It’s tough being at the top. Google has been taking a lot of heat for returning what some are calling fake news results to online search queries. In addition, they have been under fire for showing paid ads next to offensive content and losing Adwords revenue.
They aren’t the only ones. Facebook has also been in hot water, and it all came to a head around the time of the 2016 elections. In an effort to combat this issue, Facebook rolled out their “educational tool” about a month ago.
Now it’s Big G’s turn. Last Friday they introduced the new fact check tool by Google, which utilizes outside sources to check the validity of the certain stories. The following post gives an overview of how it works:
Google rolls out new ‘Fact Check’ tool worldwide to combat fake news – CSMonitor.com
April 7, 2017 —On Friday, Google implemented a new tool to fight the spread of misinformation on the web worldwide. The new “Fact Check” program automatically labels dubious stories in users’ search results, and provides links to fact-checking sites like Snopes and Politifact to establish the veracity of their claims.
The main two problems with attempting to be the fake news police is: 1. The question of freedom of speech and 2. Who gets to decide what is fake
Some people are questioning whether Snopes and Politifact are considered accurate sources and have the right to decide if a news story is authentic. Snopes, a project that began in 1994 with the mission of proving or disproving urban legends, is now one of the most trusted sites for checking whether a story is true, false, or a little of both.
However, it seems that politics play into many decisions made these days.
As far as freedom of speech, part of what makes the internet so cool is that you can access differing opinions on topics and then glean information in an effort to make practical assumptions about the facts. Every person has an distinct opinion about what the truth is, making the term “alternative facts” part of the news mainstream.

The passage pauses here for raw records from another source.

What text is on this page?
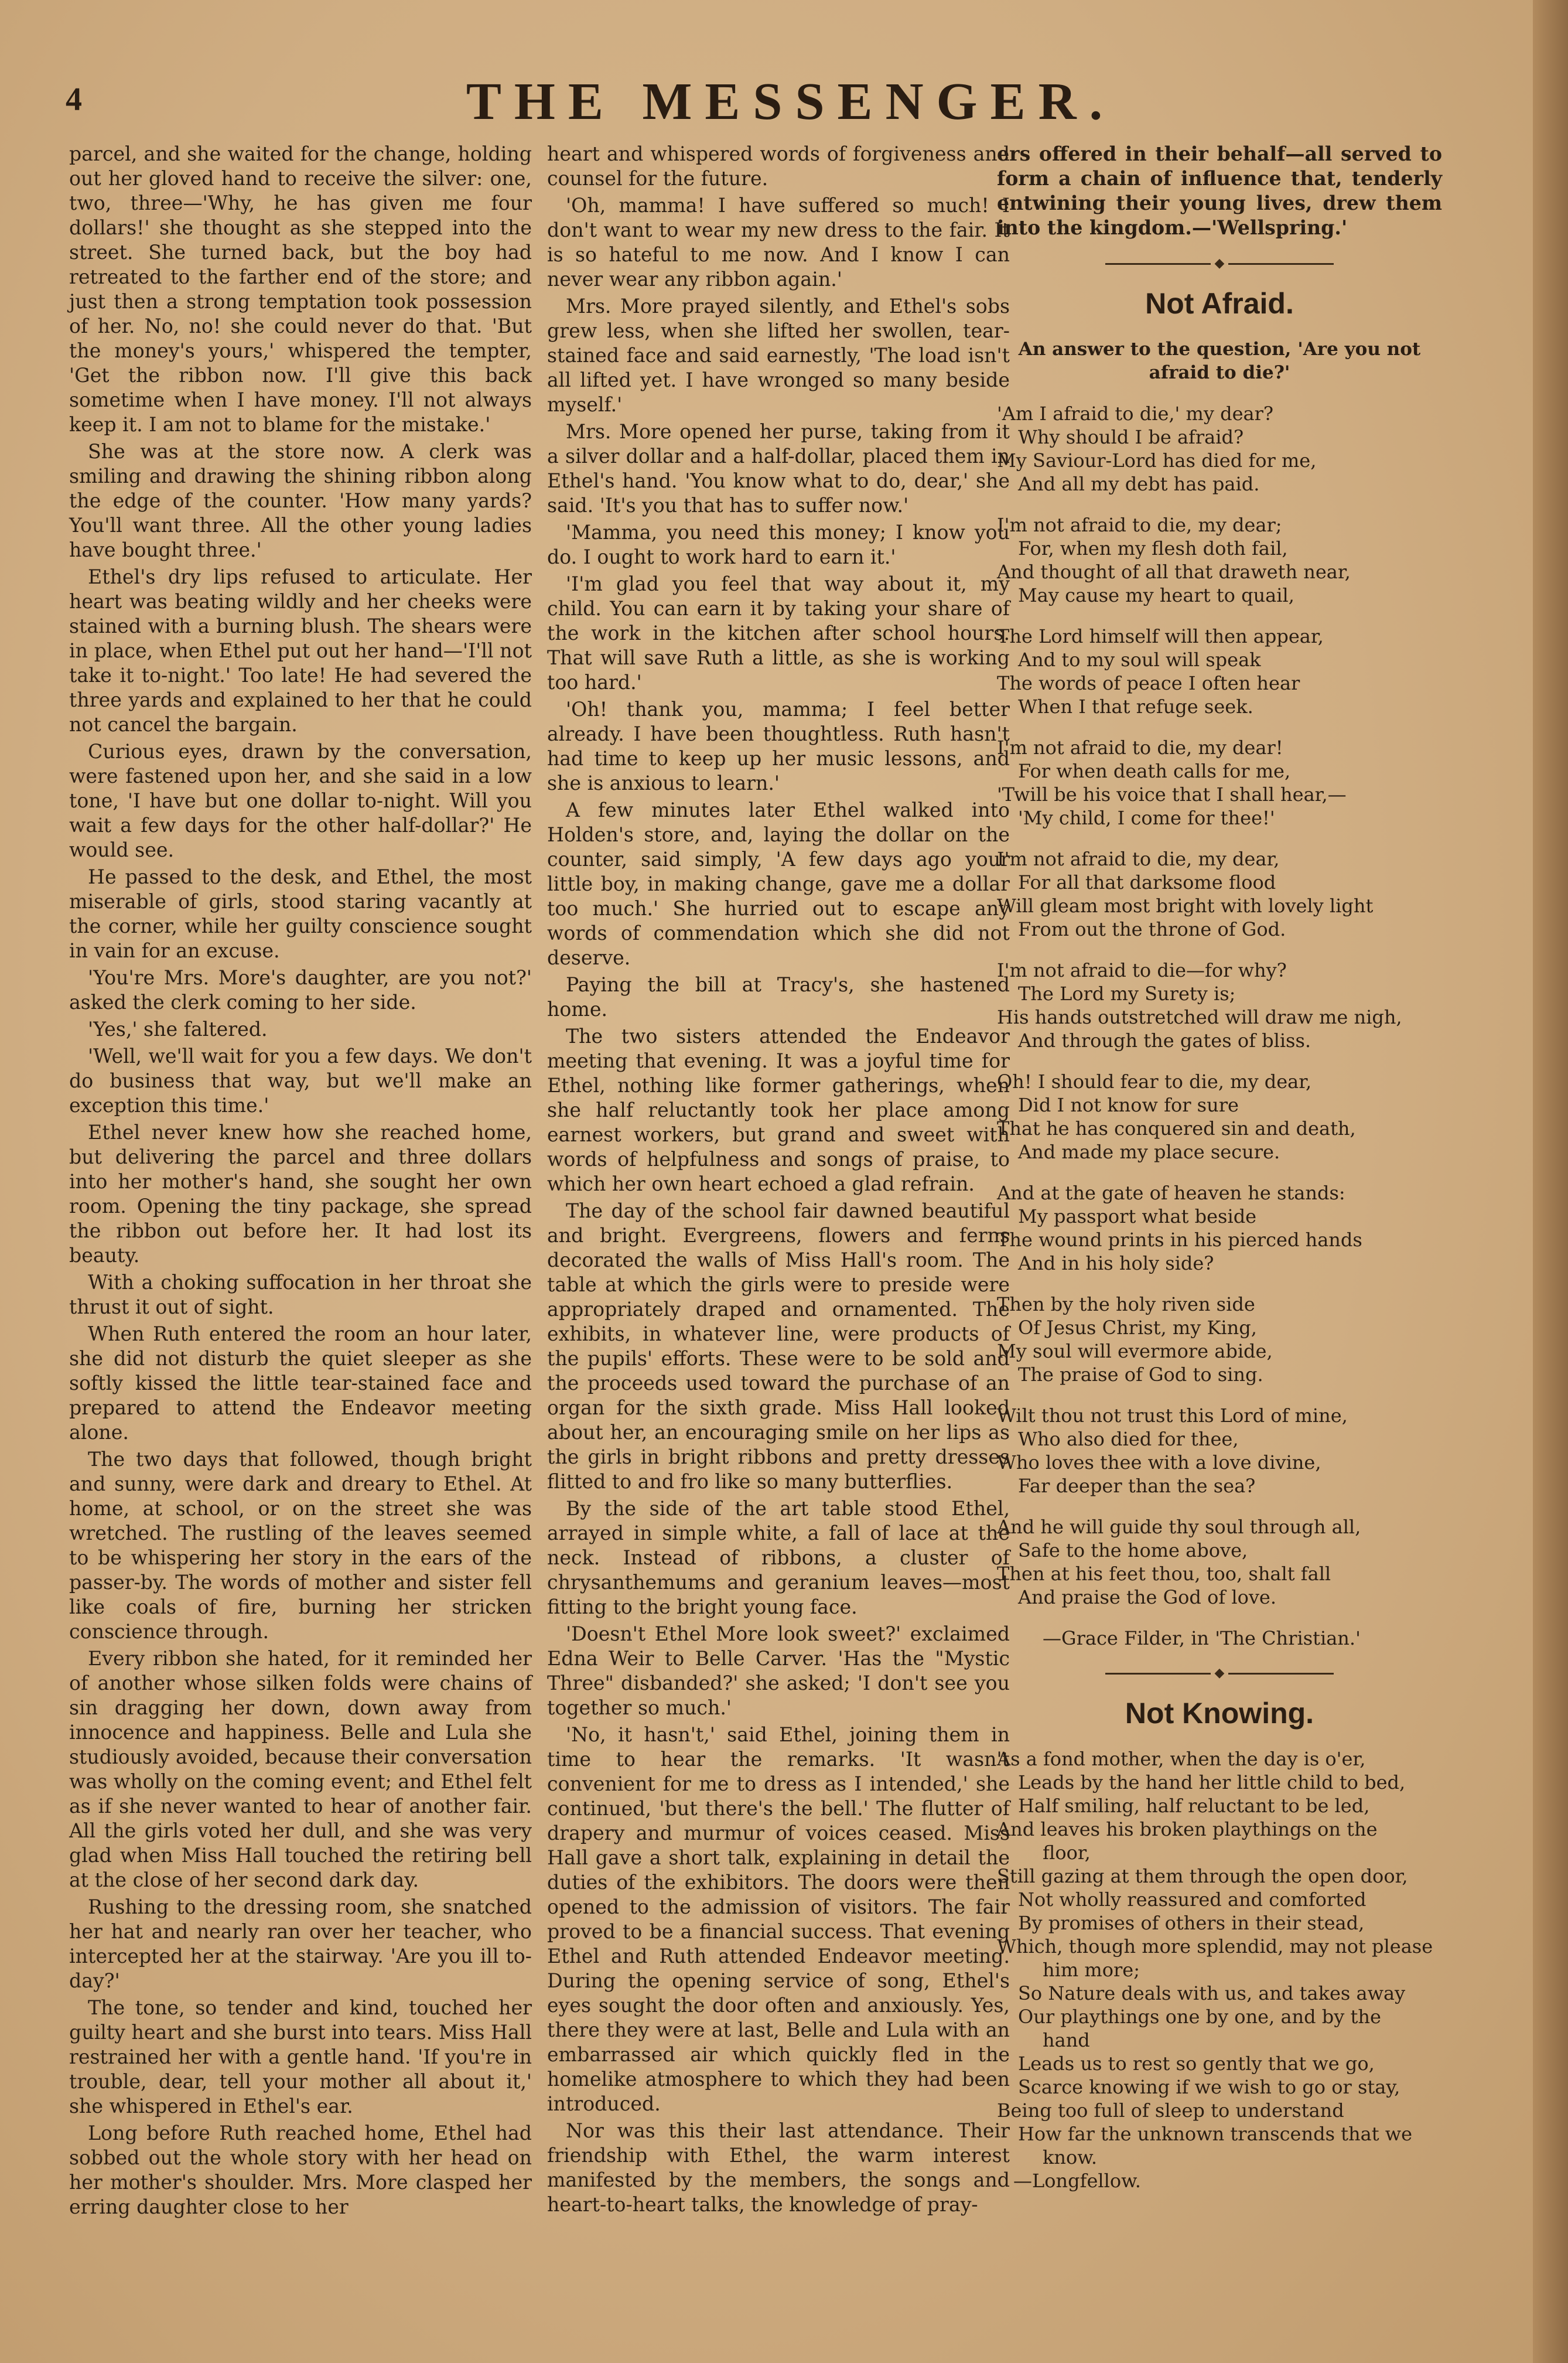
4	THE MESSENGER.

parcel, and she waited for the change, holding out her gloved hand to receive the silver: one, two, three—'Why, he has given me four dollars!' she thought as she stepped into the street. She turned back, but the boy had retreated to the farther end of the store; and just then a strong temptation took possession of her. No, no! she could never do that. 'But the money's yours,' whispered the tempter, 'Get the ribbon now. I'll give this back sometime when I have money. I'll not always keep it. I am not to blame for the mistake.'

She was at the store now. A clerk was smiling and drawing the shining ribbon along the edge of the counter. 'How many yards? You'll want three. All the other young ladies have bought three.'

Ethel's dry lips refused to articulate. Her heart was beating wildly and her cheeks were stained with a burning blush. The shears were in place, when Ethel put out her hand—'I'll not take it to-night.' Too late! He had severed the three yards and explained to her that he could not cancel the bargain.

Curious eyes, drawn by the conversation, were fastened upon her, and she said in a low tone, 'I have but one dollar to-night. Will you wait a few days for the other half-dollar?' He would see.

He passed to the desk, and Ethel, the most miserable of girls, stood staring vacantly at the corner, while her guilty conscience sought in vain for an excuse.

'You're Mrs. More's daughter, are you not?' asked the clerk coming to her side.

'Yes,' she faltered.

'Well, we'll wait for you a few days. We don't do business that way, but we'll make an exception this time.'

Ethel never knew how she reached home, but delivering the parcel and three dollars into her mother's hand, she sought her own room. Opening the tiny package, she spread the ribbon out before her. It had lost its beauty.

With a choking suffocation in her throat she thrust it out of sight.

When Ruth entered the room an hour later, she did not disturb the quiet sleeper as she softly kissed the little tear-stained face and prepared to attend the Endeavor meeting alone.

The two days that followed, though bright and sunny, were dark and dreary to Ethel. At home, at school, or on the street she was wretched. The rustling of the leaves seemed to be whispering her story in the ears of the passer-by. The words of mother and sister fell like coals of fire, burning her stricken conscience through.

Every ribbon she hated, for it reminded her of another whose silken folds were chains of sin dragging her down, down away from innocence and happiness. Belle and Lula she studiously avoided, because their conversation was wholly on the coming event; and Ethel felt as if she never wanted to hear of another fair. All the girls voted her dull, and she was very glad when Miss Hall touched the retiring bell at the close of her second dark day.

Rushing to the dressing room, she snatched her hat and nearly ran over her teacher, who intercepted her at the stairway. 'Are you ill to-day?'

The tone, so tender and kind, touched her guilty heart and she burst into tears. Miss Hall restrained her with a gentle hand. 'If you're in trouble, dear, tell your mother all about it,' she whispered in Ethel's ear.

Long before Ruth reached home, Ethel had sobbed out the whole story with her head on her mother's shoulder. Mrs. More clasped her erring daughter close to her

heart and whispered words of forgiveness and counsel for the future.

'Oh, mamma! I have suffered so much! I don't want to wear my new dress to the fair. It is so hateful to me now. And I know I can never wear any ribbon again.'

Mrs. More prayed silently, and Ethel's sobs grew less, when she lifted her swollen, tear-stained face and said earnestly, 'The load isn't all lifted yet. I have wronged so many beside myself.'

Mrs. More opened her purse, taking from it a silver dollar and a half-dollar, placed them in Ethel's hand. 'You know what to do, dear,' she said. 'It's you that has to suffer now.'

'Mamma, you need this money; I know you do. I ought to work hard to earn it.'

'I'm glad you feel that way about it, my child. You can earn it by taking your share of the work in the kitchen after school hours. That will save Ruth a little, as she is working too hard.'

'Oh! thank you, mamma; I feel better already. I have been thoughtless. Ruth hasn't had time to keep up her music lessons, and she is anxious to learn.'

A few minutes later Ethel walked into Holden's store, and, laying the dollar on the counter, said simply, 'A few days ago your little boy, in making change, gave me a dollar too much.' She hurried out to escape any words of commendation which she did not deserve.

Paying the bill at Tracy's, she hastened home.

The two sisters attended the Endeavor meeting that evening. It was a joyful time for Ethel, nothing like former gatherings, when she half reluctantly took her place among earnest workers, but grand and sweet with words of helpfulness and songs of praise, to which her own heart echoed a glad refrain.

The day of the school fair dawned beautiful and bright. Evergreens, flowers and ferns decorated the walls of Miss Hall's room. The table at which the girls were to preside were appropriately draped and ornamented. The exhibits, in whatever line, were products of the pupils' efforts. These were to be sold and the proceeds used toward the purchase of an organ for the sixth grade. Miss Hall looked about her, an encouraging smile on her lips as the girls in bright ribbons and pretty dresses flitted to and fro like so many butterflies.

By the side of the art table stood Ethel, arrayed in simple white, a fall of lace at the neck. Instead of ribbons, a cluster of chrysanthemums and geranium leaves—most fitting to the bright young face.

'Doesn't Ethel More look sweet?' exclaimed Edna Weir to Belle Carver. 'Has the "Mystic Three" disbanded?' she asked; 'I don't see you together so much.'

'No, it hasn't,' said Ethel, joining them in time to hear the remarks. 'It wasn't convenient for me to dress as I intended,' she continued, 'but there's the bell.' The flutter of drapery and murmur of voices ceased. Miss Hall gave a short talk, explaining in detail the duties of the exhibitors. The doors were then opened to the admission of visitors. The fair proved to be a financial success. That evening Ethel and Ruth attended Endeavor meeting. During the opening service of song, Ethel's eyes sought the door often and anxiously. Yes, there they were at last, Belle and Lula with an embarrassed air which quickly fled in the homelike atmosphere to which they had been introduced.

Nor was this their last attendance. Their friendship with Ethel, the warm interest manifested by the members, the songs and heart-to-heart talks, the knowledge of pray-

ers offered in their behalf—all served to form a chain of influence that, tenderly entwining their young lives, drew them into the kingdom.—'Wellspring.'

◆
Not Afraid.
An answer to the question, 'Are you not afraid to die?'
'Am I afraid to die,' my dear?
Why should I be afraid?
My Saviour-Lord has died for me,
And all my debt has paid.
I'm not afraid to die, my dear;
For, when my flesh doth fail,
And thought of all that draweth near,
May cause my heart to quail,
The Lord himself will then appear,
And to my soul will speak
The words of peace I often hear
When I that refuge seek.
I'm not afraid to die, my dear!
For when death calls for me,
'Twill be his voice that I shall hear,—
'My child, I come for thee!'
I'm not afraid to die, my dear,
For all that darksome flood
Will gleam most bright with lovely light
From out the throne of God.
I'm not afraid to die—for why?
The Lord my Surety is;
His hands outstretched will draw me nigh,
And through the gates of bliss.
Oh! I should fear to die, my dear,
Did I not know for sure
That he has conquered sin and death,
And made my place secure.
And at the gate of heaven he stands:
My passport what beside
The wound prints in his pierced hands
And in his holy side?
Then by the holy riven side
Of Jesus Christ, my King,
My soul will evermore abide,
The praise of God to sing.
Wilt thou not trust this Lord of mine,
Who also died for thee,
Who loves thee with a love divine,
Far deeper than the sea?
And he will guide thy soul through all,
Safe to the home above,
Then at his feet thou, too, shalt fall
And praise the God of love.
—Grace Filder, in 'The Christian.'
◆
Not Knowing.
As a fond mother, when the day is o'er,
Leads by the hand her little child to bed,
Half smiling, half reluctant to be led,
And leaves his broken playthings on the
floor,
Still gazing at them through the open door,
Not wholly reassured and comforted
By promises of others in their stead,
Which, though more splendid, may not please
him more;
So Nature deals with us, and takes away
Our playthings one by one, and by the
hand
Leads us to rest so gently that we go,
Scarce knowing if we wish to go or stay,
Being too full of sleep to understand
How far the unknown transcends that we
know.
—Longfellow.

The following video provides some thought provoking information on this subject:
Let’s face it, Google has a lot of weight on their shoulders to provide accurate search results. It makes it difficult to please every group or cause, similar to how a referee of a sporting event never makes a decision that satisfies everyone. I remember not long ago that Wikipedia was considered a questionable source of content since it is collaborative endeavor by its users…AKA someone’s opinion.
Can the people that conclude a written piece of work is fake or not stay completely neutral? The next post continues with this train of thought:
Google’s fact check feature goes global and comes to Google Search | TechCrunch
Occasionally, of course, different groups may have come to different conclusions. Some of these claims can be a bit fuzzy, after all. Google says it will present those different opinions to its users. “Even though differing conclusions may be presented, we think it’s still helpful for people to understand the degree of consensus around a particular claim and have clear information on which sources agree,” the company writes in today’s announcement. “As we make fact checks more visible in Search results, we believe people will have an easier time reviewing and assessing these fact checks, and making their own informed opinions.”
Read the original post here: Google’s fact check feature goes global and comes to Google Search | TechCrunch
I would like to think that there are a lot of practical people in our world with enough common sense to distinguish between what is accurate or inaccurate news. Based on scientific and historical knowledge, we know that the world is round, not flat. But given enough input saying the opposite, some people give in to doubts and start to wonder.
However, the type of people that question the status quo are many times inventors that think outside the box, coming up with ideas that save lives or at least make our lives easier. It will be interesting to see how this evolves and how artificial intelligence is used in our search for the truth.